Tuesday, June 22, 2010

Scary

Okay, it's official--I've started writing again. Although calling it that makes it sound like way more than it is. The other day, I wrote a few lines of free verse. That's definitely not writing. Just now, I opened up an old file and it was a story I'd started back in the 90s. I have no idea where it was going to go, what it was the story was to be about. It's possible that I didn't know then and that's why there were only about two paragraphs to it. I still don't know what it's about or what's going to happen next, but there's about four paragraphs now.

This is scary.

What I haven't been able to do yet is return to my novel. I'm just not ready for that yet.

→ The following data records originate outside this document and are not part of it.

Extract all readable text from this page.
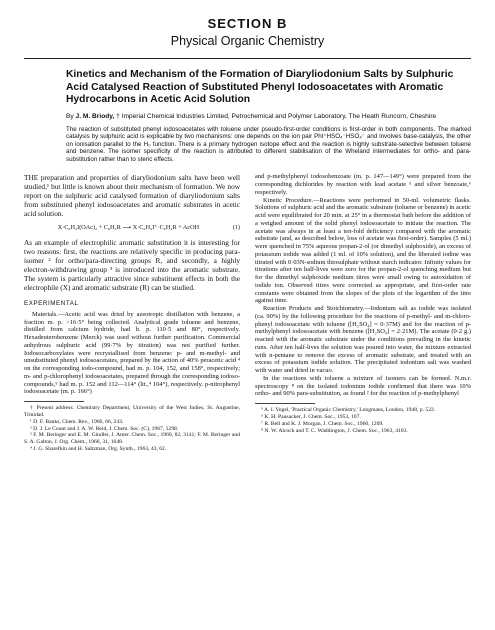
SECTION B
Physical Organic Chemistry
Kinetics and Mechanism of the Formation of Diaryliodonium Salts by Sulphuric Acid Catalysed Reaction of Substituted Phenyl Iodosoacetates with Aromatic Hydrocarbons in Acetic Acid Solution
By J. M. Briody, † Imperial Chemical Industries Limited, Petrochemical and Polymer Laboratory, The Heath Runcorn, Cheshire
The reaction of substituted phenyl iodosoacetates with toluene under pseudo-first-order conditions is first-order in both components. The marked catalysis by sulphuric acid is explicable by two mechanisms: one depends on the ion pair PhI⁺HSO₄⁻HSO₄⁻ and involves base-catalysis, the other on ionisation parallel to the H₀ function. There is a primary hydrogen isotope effect and the reaction is highly substrate-selective between toluene and benzene. The isomer specificity of the reaction is attributed to different stabilisation of the Wheland intermediates for ortho- and para-substitution rather than to steric effects.

THE preparation and properties of diaryliodonium salts have been well studied,¹ but little is known about their mechanism of formation. We now report on the sulphuric acid catalysed formation of diaryliodonium salts from substituted phenyl iodosoacetates and aromatic substrates in acetic acid solution.

X·C₆H₄I(OAc)₂ + C₆H₅R ⟶ X·C₆H₄I⁺·C₆H₄R + AcOH	(1)

As an example of electrophilic aromatic substitution it is interesting for two reasons: first, the reactions are relatively specific in producing para-isomer ² for ortho/para-directing groups R, and secondly, a highly electron-withdrawing group ³ is introduced into the aromatic substrate. The system is particularly attractive since substituent effects in both the electrophile (X) and aromatic substrate (R) can be studied.

EXPERIMENTAL

Materials.—Acetic acid was dried by azeotropic distillation with benzene, a fraction m. p. >16·5° being collected. Analytical grade toluene and benzene, distilled from calcium hydride, had b. p. 110·5 and 80°, respectively. Hexadeuterobenzene (Merck) was used without further purification. Commercial anhydrous sulphuric acid (99·7% by titration) was not purified further. Iodosocarboxylates were recrystallised from benzene: p- and m-methyl- and unsubstituted phenyl iodosoacetates, prepared by the action of 40% peracetic acid ⁴ on the corresponding iodo-compound, had m. p. 104, 152, and 158°, respectively; m- and p-chlorophenyl iodosoacetates, prepared through the corresponding iodoso-compounds,⁵ had m. p. 152 and 112—114° (lit.,⁴ 104°), respectively. p-nitrophenyl iodosoacetate (m. p. 166°)

† Present address: Chemistry Department, University of the West Indies, St. Augustine, Trinidad.

¹ D. F. Banks, Chem. Rev., 1966, 66, 243.

² D. J. Le Count and J. A. W. Reid, J. Chem. Soc. (C), 1967, 1298.

³ F. M. Beringer and E. M. Gindler, J. Amer. Chem. Soc., 1960, 82, 3141; F. M. Beringer and S. A. Galton, J. Org. Chem., 1966, 31, 1648.

⁴ J. G. Sharefkin and H. Saltzman, Org. Synth., 1963, 43, 62.

and p-methylphenyl iodosobenzoate (m. p. 147—149°) were prepared from the corresponding dichlorides by reaction with lead acetate ⁵ and silver benzoate,⁶ respectively.

Kinetic Procedure.—Reactions were performed in 50-ml. volumetric flasks. Solutions of sulphuric acid and the aromatic substrate (toluene or benzene) in acetic acid were equilibrated for 20 min. at 25° in a thermostat bath before the addition of a weighed amount of the solid phenyl iodosoacetate to initiate the reaction. The acetate was always in at least a ten-fold deficiency compared with the aromatic substrate (and, as described below, loss of acetate was first-order). Samples (5 ml.) were quenched in 75% aqueous propan-2-ol (or dimethyl sulphoxide), an excess of potassium iodide was added (1 ml. of 10% solution), and the liberated iodine was titrated with 0·03N-sodium thiosulphate without starch indicator. Infinity values for titrations after ten half-lives were zero for the propan-2-ol quenching medium but for the dimethyl sulphoxide medium titres were small owing to autoxidation of iodide ion. Observed titres were corrected as appropriate, and first-order rate constants were obtained from the slopes of the plots of the logarithm of the titre against time.

Reaction Products and Stoichiometry.—Iodonium salt as iodide was isolated (ca. 90%) by the following procedure for the reactions of p-methyl- and m-chloro-phenyl iodosoacetate with toluene ([H₂SO₄] = 0·37M) and for the reaction of p-methylphenyl iodosoacetate with benzene ([H₂SO₄] = 2·21M). The acetate (0·2 g.) reacted with the aromatic substrate under the conditions prevailing in the kinetic runs. After ten half-lives the solution was poured into water, the mixture extracted with n-pentane to remove the excess of aromatic substrate, and treated with an excess of potassium iodide solution. The precipitated iodonium salt was washed with water and dried in vacuo.

In the reactions with toluene a mixture of isomers can be formed. N.m.r. spectroscopy ⁸ on the isolated iodonium iodide confirmed that there was 10% ortho- and 90% para-substitution, as found ² for the reaction of p-methylphenyl

⁵ A. I. Vogel, 'Practical Organic Chemistry,' Longmans, London, 1948, p. 522.

⁶ K. H. Pausacker, J. Chem. Soc., 1953, 107.

⁷ R. Bell and K. J. Morgan, J. Chem. Soc., 1960, 1209.

⁸ N. W. Alcock and T. C. Waddington, J. Chem. Soc., 1963, 4103.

It's become even more difficult now, because it's about an advertising man in the 1980s and Mad Men is such an amazing, complex, show about advertising men in the 1960s...I'd be afraid of comparisons. I suppose if I just write what I know, what I meant to write back when I started it (again, in the 90s) and/or what I'd like to write now (as if I know what that is), it'll turn into something that feels right to me. Or at least something I'd be willing to show other people.

What's even scarier at the moment is that I really don't have any new ideas. And back when I was trying to write (yes, the 90s), I had no shortage of plots and characters and things I wanted to say. Most of which I recognized even then as prosaic and unimaginative and dumb, but they seem even more so now. I feel like such a naive, untalented person, why should I even bother? But that seems a pretty unproductive attitude, plus there's a part of me that feels that now that I've started again, I don't want to stop. Almost that I can't stop. Very nearly that I can't stop.